What You Should Know About Long-Term Care Insurance
With people living longer than ever before, more and more seniors require long-term healthcare services in nursing homes and assisted living facilities. However, such care is extremely expensive, especially when it’s needed for extended periods of time.
Traditional healthcare insurance doesn’t cover such services. Medicare typically only covers up to 90 days of care. Medicaid might be available but it can be difficult to get, and requires you to deplete nearly all of your assets before being eligible unless you do proactive planning to shield your assets. To address this gap in coverage, long-term care insurance was created.
Intensive Care
First introduced as “nursing home insurance” in the 1980s, long-term care insurance is designed to cover expenses associated with “intensive care” or long-term skilled nursing services. These services are typically delivered in a nursing home, assisted living facility, or other senior care setting. Some policies cover care delivered in your own home, as well.
Such intensive care is required when you are no longer able to care for yourself. These policies cover the cost of skilled nursing services that support you with activities of daily living (ADLs). These include:
- Ambulating (walking or getting around)
- Feeding
- Bathing
- Dressing and grooming
- Using the toilet
Before your coverage kicks in, most policies require that you demonstrate you have lost the ability to engage in at least two or three ADLs. The policy may have a deductible and an elimination period – a set number of days between the time you become disabled and the time your coverage kicks in.
Long-term care policies typically have a specific number of years of care it will pay for, such as 3 to 5 years. Most policies also come with a cap on the dollar amount of coverage that will be paid for care on a daily basis, known as a daily benefit amount.
Getting Covered
Obviously, the younger and healthier you are when you buy the policy, the cheaper the premiums will be, so the sooner you invest in getting covered, the better. If you wait until your too old or already ill, it can be impossible to get covered.

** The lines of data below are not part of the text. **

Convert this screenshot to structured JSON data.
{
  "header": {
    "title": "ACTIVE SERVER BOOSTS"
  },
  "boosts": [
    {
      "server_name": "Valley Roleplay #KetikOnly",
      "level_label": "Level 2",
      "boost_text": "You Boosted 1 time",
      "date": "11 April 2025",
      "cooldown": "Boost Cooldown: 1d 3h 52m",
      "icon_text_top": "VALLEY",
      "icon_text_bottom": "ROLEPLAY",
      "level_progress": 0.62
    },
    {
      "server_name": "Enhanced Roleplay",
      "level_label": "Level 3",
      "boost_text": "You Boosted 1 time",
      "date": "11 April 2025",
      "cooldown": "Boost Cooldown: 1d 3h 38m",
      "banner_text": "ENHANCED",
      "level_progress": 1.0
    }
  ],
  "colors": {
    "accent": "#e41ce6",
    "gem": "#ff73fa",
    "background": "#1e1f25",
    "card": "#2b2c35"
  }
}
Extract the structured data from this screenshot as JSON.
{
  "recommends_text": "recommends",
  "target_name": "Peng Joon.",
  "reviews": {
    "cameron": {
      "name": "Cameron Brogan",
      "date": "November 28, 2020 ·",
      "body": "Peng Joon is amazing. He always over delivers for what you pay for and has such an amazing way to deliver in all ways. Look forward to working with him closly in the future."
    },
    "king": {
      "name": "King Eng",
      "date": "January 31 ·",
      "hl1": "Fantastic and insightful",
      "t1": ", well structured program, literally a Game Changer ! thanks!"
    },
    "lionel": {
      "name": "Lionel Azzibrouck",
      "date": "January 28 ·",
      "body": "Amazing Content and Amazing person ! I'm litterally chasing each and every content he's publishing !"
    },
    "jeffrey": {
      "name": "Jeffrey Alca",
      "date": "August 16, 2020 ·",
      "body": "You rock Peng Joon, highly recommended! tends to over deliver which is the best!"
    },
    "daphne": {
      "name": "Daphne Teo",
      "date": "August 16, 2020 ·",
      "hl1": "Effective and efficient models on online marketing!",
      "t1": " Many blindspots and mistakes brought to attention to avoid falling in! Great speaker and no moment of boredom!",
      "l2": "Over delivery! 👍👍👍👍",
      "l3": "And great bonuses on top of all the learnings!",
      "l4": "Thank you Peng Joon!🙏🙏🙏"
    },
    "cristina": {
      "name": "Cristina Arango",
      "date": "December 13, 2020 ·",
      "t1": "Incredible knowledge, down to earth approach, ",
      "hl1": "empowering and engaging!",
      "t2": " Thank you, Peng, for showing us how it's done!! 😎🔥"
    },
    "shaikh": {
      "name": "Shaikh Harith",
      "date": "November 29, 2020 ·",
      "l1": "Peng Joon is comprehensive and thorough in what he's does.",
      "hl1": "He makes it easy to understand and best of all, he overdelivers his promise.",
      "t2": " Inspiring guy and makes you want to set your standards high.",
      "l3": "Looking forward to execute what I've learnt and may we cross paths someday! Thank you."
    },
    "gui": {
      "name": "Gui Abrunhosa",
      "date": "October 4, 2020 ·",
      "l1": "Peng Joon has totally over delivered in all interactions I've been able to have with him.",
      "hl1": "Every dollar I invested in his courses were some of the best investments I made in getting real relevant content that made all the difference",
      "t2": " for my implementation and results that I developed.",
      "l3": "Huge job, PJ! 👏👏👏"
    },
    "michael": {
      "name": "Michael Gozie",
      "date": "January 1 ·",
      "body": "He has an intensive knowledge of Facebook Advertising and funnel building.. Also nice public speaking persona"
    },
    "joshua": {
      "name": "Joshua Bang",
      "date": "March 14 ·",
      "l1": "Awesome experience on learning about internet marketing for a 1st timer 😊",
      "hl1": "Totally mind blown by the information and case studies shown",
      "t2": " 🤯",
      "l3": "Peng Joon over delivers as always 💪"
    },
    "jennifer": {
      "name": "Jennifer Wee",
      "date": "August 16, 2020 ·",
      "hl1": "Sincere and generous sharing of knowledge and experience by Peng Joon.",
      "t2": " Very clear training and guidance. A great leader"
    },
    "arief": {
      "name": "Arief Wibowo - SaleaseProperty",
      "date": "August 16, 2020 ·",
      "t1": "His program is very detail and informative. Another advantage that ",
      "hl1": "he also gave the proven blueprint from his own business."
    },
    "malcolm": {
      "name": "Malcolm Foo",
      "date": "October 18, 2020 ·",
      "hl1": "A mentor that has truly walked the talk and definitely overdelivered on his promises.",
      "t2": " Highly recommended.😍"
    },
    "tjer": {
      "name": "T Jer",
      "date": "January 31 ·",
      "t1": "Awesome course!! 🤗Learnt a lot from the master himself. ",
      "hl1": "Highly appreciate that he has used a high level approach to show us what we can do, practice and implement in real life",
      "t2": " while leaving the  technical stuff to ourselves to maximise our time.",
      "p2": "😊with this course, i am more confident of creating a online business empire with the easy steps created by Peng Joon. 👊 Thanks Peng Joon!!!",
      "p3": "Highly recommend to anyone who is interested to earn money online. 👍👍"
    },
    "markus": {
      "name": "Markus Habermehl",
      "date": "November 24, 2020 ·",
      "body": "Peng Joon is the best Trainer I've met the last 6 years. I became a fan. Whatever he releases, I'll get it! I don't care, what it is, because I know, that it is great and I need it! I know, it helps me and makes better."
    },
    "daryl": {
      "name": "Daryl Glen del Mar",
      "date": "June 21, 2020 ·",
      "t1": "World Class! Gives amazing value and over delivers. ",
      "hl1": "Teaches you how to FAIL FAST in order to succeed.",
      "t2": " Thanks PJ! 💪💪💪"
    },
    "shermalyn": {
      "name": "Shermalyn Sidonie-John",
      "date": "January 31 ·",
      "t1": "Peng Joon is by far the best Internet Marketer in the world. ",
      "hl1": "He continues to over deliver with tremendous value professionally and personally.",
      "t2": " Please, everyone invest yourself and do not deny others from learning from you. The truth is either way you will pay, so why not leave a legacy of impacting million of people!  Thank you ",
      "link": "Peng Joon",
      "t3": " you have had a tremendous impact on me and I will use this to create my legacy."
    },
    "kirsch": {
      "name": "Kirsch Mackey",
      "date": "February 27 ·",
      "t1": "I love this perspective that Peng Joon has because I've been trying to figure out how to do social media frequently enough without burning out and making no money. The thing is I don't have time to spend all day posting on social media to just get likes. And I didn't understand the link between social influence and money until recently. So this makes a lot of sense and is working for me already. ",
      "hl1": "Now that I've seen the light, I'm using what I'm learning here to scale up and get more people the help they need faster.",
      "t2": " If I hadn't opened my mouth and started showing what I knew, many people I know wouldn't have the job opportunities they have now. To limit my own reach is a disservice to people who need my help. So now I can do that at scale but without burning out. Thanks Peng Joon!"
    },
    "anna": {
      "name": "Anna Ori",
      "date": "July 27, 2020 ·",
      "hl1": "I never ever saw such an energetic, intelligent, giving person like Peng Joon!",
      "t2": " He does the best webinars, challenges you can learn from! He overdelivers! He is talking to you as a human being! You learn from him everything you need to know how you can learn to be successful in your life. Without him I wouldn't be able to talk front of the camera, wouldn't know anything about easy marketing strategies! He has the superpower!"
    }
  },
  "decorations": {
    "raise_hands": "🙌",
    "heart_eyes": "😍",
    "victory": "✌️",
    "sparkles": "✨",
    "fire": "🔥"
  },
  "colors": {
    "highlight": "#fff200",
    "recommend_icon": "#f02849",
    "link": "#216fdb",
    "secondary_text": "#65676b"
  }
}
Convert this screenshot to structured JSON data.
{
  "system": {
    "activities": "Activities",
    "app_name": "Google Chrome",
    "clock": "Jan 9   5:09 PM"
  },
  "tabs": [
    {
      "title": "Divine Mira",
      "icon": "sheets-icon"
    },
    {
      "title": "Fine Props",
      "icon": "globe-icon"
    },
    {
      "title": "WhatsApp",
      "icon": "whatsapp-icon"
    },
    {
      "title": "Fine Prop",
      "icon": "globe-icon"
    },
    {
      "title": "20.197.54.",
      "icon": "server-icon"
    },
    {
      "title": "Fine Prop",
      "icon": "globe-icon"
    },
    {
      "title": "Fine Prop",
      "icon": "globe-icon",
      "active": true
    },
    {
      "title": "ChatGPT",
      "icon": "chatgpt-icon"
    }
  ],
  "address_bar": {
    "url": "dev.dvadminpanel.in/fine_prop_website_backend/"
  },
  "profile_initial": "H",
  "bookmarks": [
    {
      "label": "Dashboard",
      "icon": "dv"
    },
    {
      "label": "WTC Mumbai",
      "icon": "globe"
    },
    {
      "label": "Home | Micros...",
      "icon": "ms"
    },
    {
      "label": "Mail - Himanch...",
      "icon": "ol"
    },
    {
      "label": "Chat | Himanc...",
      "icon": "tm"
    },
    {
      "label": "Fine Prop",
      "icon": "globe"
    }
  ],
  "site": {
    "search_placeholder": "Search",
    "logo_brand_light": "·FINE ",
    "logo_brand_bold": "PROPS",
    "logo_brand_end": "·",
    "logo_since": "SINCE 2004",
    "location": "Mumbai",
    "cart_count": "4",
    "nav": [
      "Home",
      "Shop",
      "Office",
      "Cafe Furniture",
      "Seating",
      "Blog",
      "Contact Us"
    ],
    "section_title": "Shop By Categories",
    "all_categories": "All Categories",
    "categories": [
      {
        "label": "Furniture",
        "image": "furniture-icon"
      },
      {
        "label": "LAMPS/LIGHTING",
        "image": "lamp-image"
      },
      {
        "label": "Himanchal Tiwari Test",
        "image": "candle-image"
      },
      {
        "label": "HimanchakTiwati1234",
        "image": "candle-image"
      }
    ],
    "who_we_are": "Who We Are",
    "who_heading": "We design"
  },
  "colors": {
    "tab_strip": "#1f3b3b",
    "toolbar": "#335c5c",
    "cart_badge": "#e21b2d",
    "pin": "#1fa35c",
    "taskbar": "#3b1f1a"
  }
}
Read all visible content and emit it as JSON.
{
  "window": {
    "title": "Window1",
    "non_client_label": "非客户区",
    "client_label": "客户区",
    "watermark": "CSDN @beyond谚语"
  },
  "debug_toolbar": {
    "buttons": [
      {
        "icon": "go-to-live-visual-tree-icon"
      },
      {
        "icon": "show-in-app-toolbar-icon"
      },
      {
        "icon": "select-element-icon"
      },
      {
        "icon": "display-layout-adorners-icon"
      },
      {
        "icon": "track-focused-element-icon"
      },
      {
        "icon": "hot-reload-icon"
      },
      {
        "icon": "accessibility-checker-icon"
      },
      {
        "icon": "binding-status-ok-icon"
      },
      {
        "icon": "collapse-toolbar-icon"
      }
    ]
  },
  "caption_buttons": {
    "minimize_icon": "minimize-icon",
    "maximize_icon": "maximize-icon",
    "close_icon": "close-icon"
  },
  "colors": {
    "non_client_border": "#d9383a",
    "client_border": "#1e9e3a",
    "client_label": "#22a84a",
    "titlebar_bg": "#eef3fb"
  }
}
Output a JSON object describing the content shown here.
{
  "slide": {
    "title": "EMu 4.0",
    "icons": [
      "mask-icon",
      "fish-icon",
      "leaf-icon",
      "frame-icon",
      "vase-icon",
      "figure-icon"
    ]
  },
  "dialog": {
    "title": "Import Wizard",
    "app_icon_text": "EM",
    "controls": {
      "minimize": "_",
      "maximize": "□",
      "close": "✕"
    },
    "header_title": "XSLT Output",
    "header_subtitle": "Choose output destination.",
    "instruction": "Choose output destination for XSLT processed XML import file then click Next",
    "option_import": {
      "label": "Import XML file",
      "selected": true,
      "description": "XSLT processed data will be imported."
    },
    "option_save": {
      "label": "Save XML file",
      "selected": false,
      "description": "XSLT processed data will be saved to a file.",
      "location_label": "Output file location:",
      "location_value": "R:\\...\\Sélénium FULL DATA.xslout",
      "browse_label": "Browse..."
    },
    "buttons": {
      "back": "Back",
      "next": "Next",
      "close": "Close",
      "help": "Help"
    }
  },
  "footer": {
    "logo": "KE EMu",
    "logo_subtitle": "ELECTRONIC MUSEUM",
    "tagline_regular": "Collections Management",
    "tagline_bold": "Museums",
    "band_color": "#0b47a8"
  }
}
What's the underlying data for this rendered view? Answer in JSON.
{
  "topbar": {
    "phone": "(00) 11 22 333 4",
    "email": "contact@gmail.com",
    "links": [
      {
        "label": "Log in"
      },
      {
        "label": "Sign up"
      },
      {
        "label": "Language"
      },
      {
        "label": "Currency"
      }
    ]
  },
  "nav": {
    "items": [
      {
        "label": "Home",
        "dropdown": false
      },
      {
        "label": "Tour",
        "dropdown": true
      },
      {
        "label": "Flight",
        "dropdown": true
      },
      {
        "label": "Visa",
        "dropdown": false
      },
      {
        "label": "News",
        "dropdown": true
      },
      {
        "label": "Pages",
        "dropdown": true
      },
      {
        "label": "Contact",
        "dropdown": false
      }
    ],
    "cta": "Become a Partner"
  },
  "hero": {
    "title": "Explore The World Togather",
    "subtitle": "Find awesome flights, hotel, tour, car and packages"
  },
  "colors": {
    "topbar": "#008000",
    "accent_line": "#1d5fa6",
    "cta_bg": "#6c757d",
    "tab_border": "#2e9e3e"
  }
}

The following conditions generally disqualify you from obtaining coverage:
- You already need help with ADLs
- You have AIDS or AIDS-Related Complex (ARC)
- You have Alzheimer’s Disease or any form of dementia or cognitive dysfunction
- You have a neurological disease, such as multiple sclerosis or Parkinson’s Disease
- You had a stroke within the past year to two years or have a history of strokes
- You have metastatic cancer
- You have kidney failure
Increasing Premiums, Decreasing Benefits
With the elderly population booming, there has been a surge in demand for long-term care services, which has led to a marked increase in the cost of such policies. At the same time, many insurers have been cutting back on the benefits their policies offer.
Given this, other types of hybrid policies are springing up. One increasingly popular type of hybrid policy combines long-term care insurance with life insurance. With this type of policy, if you don’t use the long-term care benefits, the policy pays a death benefit to your family when you pass away.
If you are looking to purchase long-term care insurance, you should speak with multiple insurance providers and compare their benefits, care options, and premiums. Different companies may offer the same coverage and benefits, but they can vary dramatically in price. Always ask about the insurance company’s history of rate increases, including the amount of the most recent increase.
Choose Wisely
For the best chances of success when shopping for a policy, get help from a fee-only planner, who is not compensated based on your choice of coverage. Or, if you are working with a commissioned agent, meet with your elder law attorney who can review the policy terms to ensure it’s a good fit for you before you sign on the dotted line.
When meeting with an insurance provider, you must get answers to following three questions about your policy:
- How long is the elimination period before the policy begins paying benefits?
- What capacities, or ADLs, must you lose before coverage kicks in?
- How many years of care are covered?
- What is the daily benefit amount and the lifetime benefit amount?
Buying long-term care insurance should be a family affair, because you are going to need your family members to advocate for you and file a claim for the policy when you need to use it. Make sure your family knows what kind of policy you have, who your agent is, and how to make a claim.
You should definitely have a well-drafted, updated, and regularly reviewed power of attorney on file as well.
Keep Your Policy Updated
Once you are in your 40s, you should annually review your long-term care policy to evaluate new insurance products on the market and update your policy based on your changing needs. Whatever you do, make sure you don’t miss a premium payment. If you stop paying, even for a short period of time, you’ll lose all of the money you invested and will have no access to the benefits when you need them.
Long-term care insurance, along with life insurance, can be key components in your estate plan. When combined with the right estate planning vehicles, you can rest assured your family will be protected and provided for no matter what happens to you.